Still, the African nation “has been courting potential investors for its mineral deposits — including uranium — for some time,” Raymond Gilpin, dean of the National Defense University’s Africa Center for Strategic Studies,” told Global Security Newswire in an e-mail.
In early 2011, the country formally welcomed Tehran to access its uranium ore.
“Zimbabwe holds rich resources, but the problem we face is lack of budget, finance and required technical equipment to take the very rich resources out and use them,” Zimbabwean Foreign Minister Simbarashe Mumbengegwi said at the time.
One Chinese company recently ruled out mining Zimbabwe’s uranium after deeming its deposits too small to be commercially worthwhile, Gilpin said. However, “a less risk-averse customer might consider investing in the deposits,” he said.
Tehran might “see Zimbabwe as a possible partner in a secret venture simply from the point of view that Mugabe faces diplomatic pressure from some of the same Western countries that are now sanctioning Iran,” Hibbs said.
A Clinton-era U.S. ambassador to Zimbabwe said that poor economic policies and election practices have kept Mugabe’s government “in the international doghouse” for years.
Any Zimbabwean uranium shipments to Iran would most likely be detected at some point, landing Harare in an even “deeper international hole,” said Johnnie Carson, who stepped down in March from a four-year stint heading the U.S. State Department’s African Affairs Bureau.
The recent Times article reportedly prompted the State Department to caution Mugabe’s government against selling uranium to Iran, warning that such sales could violate a 7-year-old U.N. Security Council sanctions resolution. That measure could allow a Security Council committee to impose trade restrictions and financial penalties on “persons or entities” found to be selling uranium ore to Iran.

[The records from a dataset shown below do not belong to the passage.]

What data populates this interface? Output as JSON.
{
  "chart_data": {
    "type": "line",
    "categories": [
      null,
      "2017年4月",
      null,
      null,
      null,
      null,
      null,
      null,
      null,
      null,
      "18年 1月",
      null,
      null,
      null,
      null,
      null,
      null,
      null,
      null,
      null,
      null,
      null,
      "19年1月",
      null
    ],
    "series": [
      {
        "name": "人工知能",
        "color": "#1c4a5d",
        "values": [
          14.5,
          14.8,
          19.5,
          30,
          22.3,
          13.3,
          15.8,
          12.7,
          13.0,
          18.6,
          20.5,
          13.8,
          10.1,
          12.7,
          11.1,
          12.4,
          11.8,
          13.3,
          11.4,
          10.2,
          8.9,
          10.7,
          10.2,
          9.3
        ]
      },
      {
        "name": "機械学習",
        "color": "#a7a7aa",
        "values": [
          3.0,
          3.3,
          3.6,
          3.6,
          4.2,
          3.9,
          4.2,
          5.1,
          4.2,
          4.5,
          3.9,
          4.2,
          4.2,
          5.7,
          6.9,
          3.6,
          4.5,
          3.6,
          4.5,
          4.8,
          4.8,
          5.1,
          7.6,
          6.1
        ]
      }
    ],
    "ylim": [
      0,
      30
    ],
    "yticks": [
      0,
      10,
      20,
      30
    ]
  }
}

However, international differences over sanctions enforcement could bode poorly for that body’s future ability to act on potential violations, Patrick Clawson, research director for the Washington Institute for Near East Policy, indicated by e-mail.
In addition, global condemnation has not always been enough in the past to deter Zimbabwe from engaging in illicit mineral dealings, according to Peter Hain, a former Africa minister for the British Foreign Office.
“Zimbabwe’s precious metals trade needs to be regulated properly,” the Labor Party lawmaker said in a phone interview from the United Kingdom. He said Zimbabwe continues to traffic in domestically mined “blood diamonds,” even though the United Nations denounced such trade years ago.
“I’m very concerned that they could easily export the uranium to Iran, lifting two fingers at the international community,” he said, referring to the British equivalent of a middle-digit insult in the United States.